Things to Do in San Miguel de Allende
The much-lauded city of San Miguel de Allende is popular with upscale international travelers and expats, and with good reason. It has one of the largest concentrations of luxury hotels and trendy boutique hotels in all of Mexico, as well as countless gourmet eateries, art galleries and unique experiences.
It’s easy to immerse yourself in San Miguel’s relaxing and indulgent ambiance. I spent a blissfully relaxing afternoon at Nirvana Restaurant & Retreat, a lovely, nine-room hotel set on nearly 22 acres outside of town. I enjoyed the swimming pool, which is fed by hot springs, and the sophisticated cuisine (I especially liked the wonton made with cochinita pibil and sopes made with ostrich meat). I also experienced the property’s new equine therapy sessions, which were created for corporate team building as well as to help people deal with grief, divorce and pandemic-related stress.
Nirvana is just one of San Miguel’s noteworthy hotels. I was thrilled to stay at Hotel Matilda, a stylish member of Design Hotels with spacious guestrooms, excellent cuisine and an extensive menu of spa treatments. During previous visits, I relished my stays at the Rosewood San Miguel de Allende and Live Aqua San Miguel de Allende Urban Resort. Travelers who favor larger international brands, meanwhile, may gravitate toward new hotels in the works that will fly the flags of Hilton and Hyatt.
Exploring Other Regions in Guanajuato
I’ve found interesting ways to connect with local culture, cuisine and history in various parts of the state — and no destination is ever more than 2.5 hours from anywhere else in the state. Travelers looking to explore beyond the main cities may want to hire a private driver or check the offerings of tour operators like Vibe Adventures and Mexcellence Travel.
Among the highlights of my foray into the countryside were a temazcal experience provided by Ce-Kalli Temazcal & Spa at Mision Comajilla, an attractive, mid-priced hotel in the countryside near the city of Silao. In the municipality of Penjamo, I learned about the tequila-making process during a guided tour of Hacienda El Corralejo, followed by a memorable visit to Rancho El Coyote, a family-owned agave plantation that produces Orgullo de Penjamo, a brand of tequila sold only in the state of Guanajuato. Nearby, I sampled tasty local cuisine at El Alma de la Cocina, an open-air restaurant, set in the owner’s backyard, that’s part of a collective dedicated to preserving and promoting local culinary traditions.
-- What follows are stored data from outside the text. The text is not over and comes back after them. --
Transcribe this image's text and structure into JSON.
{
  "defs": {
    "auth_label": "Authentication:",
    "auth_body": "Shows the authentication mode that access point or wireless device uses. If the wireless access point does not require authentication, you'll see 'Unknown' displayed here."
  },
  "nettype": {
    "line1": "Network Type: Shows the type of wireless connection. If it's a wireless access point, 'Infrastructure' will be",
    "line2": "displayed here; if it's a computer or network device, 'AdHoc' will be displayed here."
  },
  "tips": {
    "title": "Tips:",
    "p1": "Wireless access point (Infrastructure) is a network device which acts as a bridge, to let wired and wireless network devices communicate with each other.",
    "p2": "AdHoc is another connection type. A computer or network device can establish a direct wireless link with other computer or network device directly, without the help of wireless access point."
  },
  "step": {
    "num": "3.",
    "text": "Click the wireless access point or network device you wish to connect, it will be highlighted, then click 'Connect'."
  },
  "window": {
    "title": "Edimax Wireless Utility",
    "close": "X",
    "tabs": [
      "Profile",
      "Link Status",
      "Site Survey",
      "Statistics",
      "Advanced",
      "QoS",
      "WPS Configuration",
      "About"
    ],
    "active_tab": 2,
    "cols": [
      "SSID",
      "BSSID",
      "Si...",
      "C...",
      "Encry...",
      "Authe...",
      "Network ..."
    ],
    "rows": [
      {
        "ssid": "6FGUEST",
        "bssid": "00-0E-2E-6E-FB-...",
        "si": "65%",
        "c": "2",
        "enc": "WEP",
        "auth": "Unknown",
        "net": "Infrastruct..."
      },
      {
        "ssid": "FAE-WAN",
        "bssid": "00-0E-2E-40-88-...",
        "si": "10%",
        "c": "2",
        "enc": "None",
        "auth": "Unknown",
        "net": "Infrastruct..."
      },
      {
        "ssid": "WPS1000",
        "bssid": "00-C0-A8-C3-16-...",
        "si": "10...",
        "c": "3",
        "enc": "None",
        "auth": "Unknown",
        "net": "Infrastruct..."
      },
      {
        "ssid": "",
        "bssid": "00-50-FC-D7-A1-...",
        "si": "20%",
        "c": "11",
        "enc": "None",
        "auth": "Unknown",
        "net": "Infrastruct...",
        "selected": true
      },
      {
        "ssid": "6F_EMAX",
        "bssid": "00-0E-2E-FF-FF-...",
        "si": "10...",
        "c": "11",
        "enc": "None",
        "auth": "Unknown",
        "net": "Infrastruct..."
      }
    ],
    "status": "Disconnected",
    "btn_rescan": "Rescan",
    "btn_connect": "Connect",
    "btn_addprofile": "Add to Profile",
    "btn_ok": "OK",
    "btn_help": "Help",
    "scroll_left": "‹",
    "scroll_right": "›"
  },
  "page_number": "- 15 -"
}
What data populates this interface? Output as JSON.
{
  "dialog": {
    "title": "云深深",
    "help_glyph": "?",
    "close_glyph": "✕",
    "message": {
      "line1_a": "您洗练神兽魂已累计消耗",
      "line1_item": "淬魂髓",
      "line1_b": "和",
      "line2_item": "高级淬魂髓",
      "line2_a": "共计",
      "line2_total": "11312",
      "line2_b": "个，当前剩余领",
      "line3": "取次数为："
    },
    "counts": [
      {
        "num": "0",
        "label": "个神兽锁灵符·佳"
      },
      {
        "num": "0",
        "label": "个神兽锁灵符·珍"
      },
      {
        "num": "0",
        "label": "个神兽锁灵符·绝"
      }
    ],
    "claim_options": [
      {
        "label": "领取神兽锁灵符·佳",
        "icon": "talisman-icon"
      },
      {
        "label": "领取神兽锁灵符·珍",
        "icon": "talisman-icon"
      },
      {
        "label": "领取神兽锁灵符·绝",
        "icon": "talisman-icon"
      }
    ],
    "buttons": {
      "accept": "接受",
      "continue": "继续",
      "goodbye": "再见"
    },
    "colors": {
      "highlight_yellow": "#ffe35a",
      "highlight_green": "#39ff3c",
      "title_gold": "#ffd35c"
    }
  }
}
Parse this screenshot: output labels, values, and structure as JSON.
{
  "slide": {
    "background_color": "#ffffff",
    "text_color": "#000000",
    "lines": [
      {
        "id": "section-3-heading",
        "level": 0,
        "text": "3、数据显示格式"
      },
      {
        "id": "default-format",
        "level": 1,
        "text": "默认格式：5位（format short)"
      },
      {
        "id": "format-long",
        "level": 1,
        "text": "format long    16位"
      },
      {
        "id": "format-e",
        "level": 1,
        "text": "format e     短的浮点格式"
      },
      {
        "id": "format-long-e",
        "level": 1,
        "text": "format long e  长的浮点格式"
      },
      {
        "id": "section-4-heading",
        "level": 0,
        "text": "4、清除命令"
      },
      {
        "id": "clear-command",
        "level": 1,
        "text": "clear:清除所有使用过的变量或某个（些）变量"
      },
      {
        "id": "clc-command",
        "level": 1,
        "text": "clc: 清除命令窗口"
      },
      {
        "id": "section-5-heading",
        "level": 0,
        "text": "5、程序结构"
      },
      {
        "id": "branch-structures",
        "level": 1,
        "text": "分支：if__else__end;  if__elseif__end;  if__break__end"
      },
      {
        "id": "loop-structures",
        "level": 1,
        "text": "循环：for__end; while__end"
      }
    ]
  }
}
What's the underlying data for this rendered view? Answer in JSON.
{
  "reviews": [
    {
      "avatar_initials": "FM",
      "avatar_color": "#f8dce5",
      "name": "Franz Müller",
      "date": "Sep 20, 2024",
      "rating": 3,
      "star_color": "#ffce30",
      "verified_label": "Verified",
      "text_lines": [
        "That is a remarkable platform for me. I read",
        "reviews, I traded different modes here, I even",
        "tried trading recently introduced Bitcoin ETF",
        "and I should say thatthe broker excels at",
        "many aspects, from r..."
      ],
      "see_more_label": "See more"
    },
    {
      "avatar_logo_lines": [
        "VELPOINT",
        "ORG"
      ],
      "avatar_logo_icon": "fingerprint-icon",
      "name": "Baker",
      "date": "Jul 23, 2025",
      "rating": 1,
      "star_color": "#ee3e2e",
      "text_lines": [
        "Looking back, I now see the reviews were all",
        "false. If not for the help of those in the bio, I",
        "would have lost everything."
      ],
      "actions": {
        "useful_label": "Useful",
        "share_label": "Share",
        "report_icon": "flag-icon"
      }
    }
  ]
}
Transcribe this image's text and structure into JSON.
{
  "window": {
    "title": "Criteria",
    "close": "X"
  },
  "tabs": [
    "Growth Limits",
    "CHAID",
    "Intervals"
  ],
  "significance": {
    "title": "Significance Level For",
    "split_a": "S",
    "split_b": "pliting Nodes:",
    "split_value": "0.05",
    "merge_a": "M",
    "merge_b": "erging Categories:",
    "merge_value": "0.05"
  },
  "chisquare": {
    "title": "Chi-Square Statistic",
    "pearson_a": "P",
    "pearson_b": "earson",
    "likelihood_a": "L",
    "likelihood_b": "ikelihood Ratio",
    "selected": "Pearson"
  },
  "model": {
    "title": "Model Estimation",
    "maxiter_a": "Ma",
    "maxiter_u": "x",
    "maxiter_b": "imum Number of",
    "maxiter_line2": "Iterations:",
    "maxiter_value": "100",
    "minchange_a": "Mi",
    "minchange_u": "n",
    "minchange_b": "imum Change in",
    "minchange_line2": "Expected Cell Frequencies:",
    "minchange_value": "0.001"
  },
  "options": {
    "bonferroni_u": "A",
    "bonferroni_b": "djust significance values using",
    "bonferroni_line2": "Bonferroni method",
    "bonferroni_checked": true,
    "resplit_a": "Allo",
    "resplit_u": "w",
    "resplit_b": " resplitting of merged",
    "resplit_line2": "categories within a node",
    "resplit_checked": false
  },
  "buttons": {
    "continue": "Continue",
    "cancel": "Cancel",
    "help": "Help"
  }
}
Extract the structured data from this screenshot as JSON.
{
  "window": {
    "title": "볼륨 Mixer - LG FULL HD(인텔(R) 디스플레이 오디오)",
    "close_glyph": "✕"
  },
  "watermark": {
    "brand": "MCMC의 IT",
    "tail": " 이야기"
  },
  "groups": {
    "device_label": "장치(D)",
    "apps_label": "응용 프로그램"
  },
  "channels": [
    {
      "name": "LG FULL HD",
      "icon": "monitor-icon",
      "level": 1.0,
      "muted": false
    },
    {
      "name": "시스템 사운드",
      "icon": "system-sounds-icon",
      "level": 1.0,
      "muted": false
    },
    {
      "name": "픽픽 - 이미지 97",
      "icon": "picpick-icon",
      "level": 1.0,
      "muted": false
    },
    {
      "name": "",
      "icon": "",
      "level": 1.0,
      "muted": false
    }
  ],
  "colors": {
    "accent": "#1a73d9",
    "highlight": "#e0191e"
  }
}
When it came time to rest, I found a wonderful oasis of design-conscious sophistication at Hotel Real de Piedra, a boutique property in Penjamo that would be ideal for a romantic getaway (although families are welcome, too).
My itinerary provided just a small sampling of the possibilities that await in Guanajuato; I didn’t even have time on this trip to visit Leon (the state’s largest city), the five pre-Hispanic archeological sites or the smaller Pueblos Magicos, each of which has its own unique charms.
In a state as richly diverse as Guanajuato, there’s always a reason to go back.